Q: How long did it take you to write this from conception to actually having the full score finished?
A: From conception to the very end, probably about three months. I spent about a month just thinking about it and conceptualizing and two months writing it. I’ve always been able to write songs relatively quickly just because the arc of it and the structure and the emotional core and idea are already there. There’s something to work with already and I don’t have to start everything from scratch, if that makes sense. Those things are already implied in the poetry so it’s not that it’s out of my control, or that it’s already determined, but there are implications and suggestions to work with. But finding the right material to build on was the most difficult part, as always.
Q: What do you want people to take away from this performance? What do you want them to be thinking or feeling?

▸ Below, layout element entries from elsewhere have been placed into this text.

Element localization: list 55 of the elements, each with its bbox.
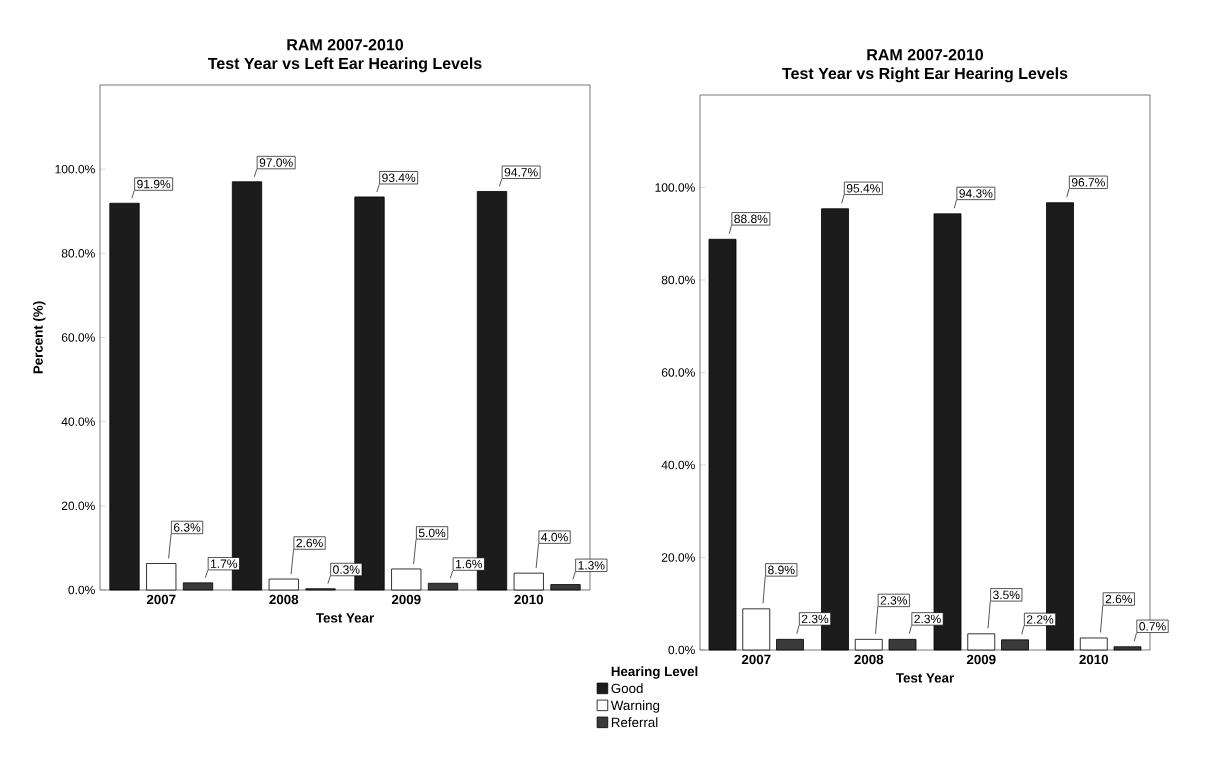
- y-tick-label: 20.0%: [61, 501, 95, 511]
- data-label: 0.7%: [1139, 622, 1166, 631]
- y-tick-label: 0.0%: [68, 585, 95, 595]
- y-tick-label: 20.0%: [661, 553, 695, 562]
- legend-label: Warning: [610, 700, 660, 713]
- y-tick-label: 80.0%: [61, 249, 95, 258]
- data-label: 5.0%: [418, 528, 446, 538]
- x-tick-label: 2010: [514, 594, 544, 605]
- data-label: 2.3%: [914, 614, 941, 624]
- data-label: 88.8%: [734, 214, 768, 224]
- data-label: 2.6%: [296, 538, 323, 548]
- data-label: 8.9%: [768, 565, 795, 575]
- data-label: 4.0%: [541, 532, 568, 542]
- y-axis-title: Percent (%): [33, 301, 46, 374]
- data-label: 94.3%: [959, 189, 993, 198]
- data-label: 93.4%: [382, 173, 416, 182]
- y-tick-label: 80.0%: [661, 275, 695, 285]
- x-axis-title: Test Year: [316, 613, 374, 623]
- legend-label: Good: [611, 683, 643, 694]
- x-tick-label: 2007: [741, 654, 771, 665]
- legend-title: Hearing Level: [611, 666, 698, 679]
- y-tick-label: 0.0%: [668, 645, 695, 655]
- data-label: 6.3%: [174, 523, 201, 532]
- x-tick-label: 2008: [854, 654, 884, 665]
- y-tick-label: 40.0%: [661, 460, 695, 470]
- data-label: 2.3%: [801, 614, 829, 624]
- chart-subtitle: Test Year vs Left Ear Hearing Levels: [207, 57, 482, 73]
- data-label: 94.7%: [504, 168, 538, 177]
- y-tick-label: 60.0%: [61, 333, 95, 342]
- data-label: 2.2%: [1026, 615, 1054, 624]
- data-label: 3.5%: [993, 590, 1020, 600]
- x-tick-label: 2008: [269, 594, 299, 605]
- data-label: 1.3%: [578, 561, 605, 570]
- data-label: 97.0%: [259, 158, 293, 167]
- data-label: 1.6%: [456, 559, 483, 569]
- chart-title: RAM 2007-2010: [867, 49, 984, 61]
- y-tick-label: 100.0%: [55, 164, 95, 174]
- y-tick-label: 60.0%: [661, 368, 695, 377]
- chart-subtitle: Test Year vs Right Ear Hearing Levels: [782, 67, 1068, 83]
- y-tick-label: 100.0%: [655, 183, 695, 192]
- y-tick-label: 40.0%: [61, 417, 95, 426]
- data-label: 96.7%: [1071, 178, 1105, 187]
- x-tick-label: 2007: [146, 594, 176, 605]
- data-label: 95.4%: [846, 184, 880, 193]
- data-label: 0.3%: [333, 565, 360, 574]
- data-label: 1.7%: [211, 559, 238, 568]
- x-tick-label: 2009: [391, 594, 421, 605]
- legend-label: Referral: [611, 717, 658, 728]
- chart-title: RAM 2007-2010: [287, 39, 404, 51]
- data-label: 2.3%: [880, 596, 908, 605]
- data-label: 2.6%: [1105, 594, 1133, 604]
- x-tick-label: 2009: [966, 654, 996, 665]
- x-axis-title: Test Year: [896, 673, 954, 683]
- x-tick-label: 2010: [1079, 654, 1109, 665]
- data-label: 91.9%: [137, 179, 171, 189]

A: Yeah, I want them to feel terrible at the end of it. I guess it goes back to the idea of being able to experience an emotion without having to actually feel it, I want them to experience all of the emotions present in the piece, but I don’t want anybody to leave to hall actually wanting to die. But I do want them to feel the weight of the subject matter and the words. Some of the words in this piece are the last things that these men ever wrote down and I want people to really understand that these are, in a sense, the real last words of real people.
Q: Working with such heavy material for months, did it affect you at all in the process?
A: Absolutely, the more time you spend reading and thinking about death, the more you’re going start thinking about it involuntarily. Going back to what I was saying earlier about pieces always being in my head and being inescapable, those existential thoughts crept in quite a bit. On a beautiful day or something I would be thinking about how these people would have experienced that day completely differently at the time of their writings, you know? Like “Oh this is such a beautiful day, I can’t imagine how it would feel if I was surrounded by death, anticipating the moment that I’m violently killed, myself.”